The 4Q19 total GDP growth line was +1.9% in what ended up as a +2.3% year as the critical PCE line held in well enough. The capital markets were strong entering 2020, but we will never know whether that inversion was on target for a recession flag. We doubt the UST inversion was a mysteriously unknown epidemiological alert system (!) since COVID showed up very quickly in the US. Some (including me) blamed the weak capex unfolding in 2019 as a function of trade battles and some front-loading of spending in 2018 after the tax bill. That gets into the counterfactual game from there. COVID ended the discussion.

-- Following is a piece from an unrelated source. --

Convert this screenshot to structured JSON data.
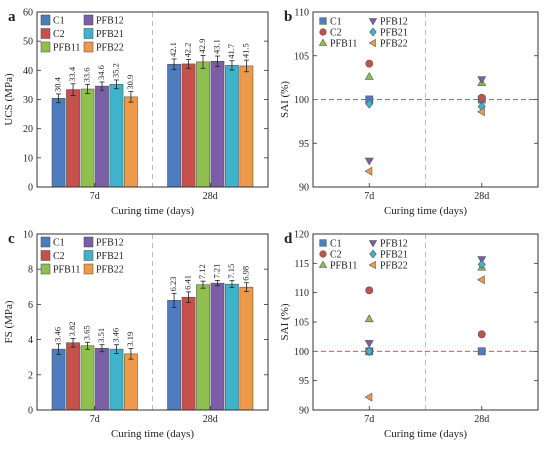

In the context of today, the jury is out on what the UST curve is predicting with some pockets of inversion during 2022 and fed funds heading higher with more to come. As we go to print in October, the 3M to 5Y UST is upward sloping while the 2Y to 10Y is inverted as is the 2Y to 30Y. Fed hike forecasts were getting pulled forward in September after the Core CPI number spooked the market and the terminal fed funds numbers were hovering at 4% handles by early 2023. The new target median for the Fed is for a 4.6% terminal rate in 2023. A cross-section of the street is already forecasting 5% handles.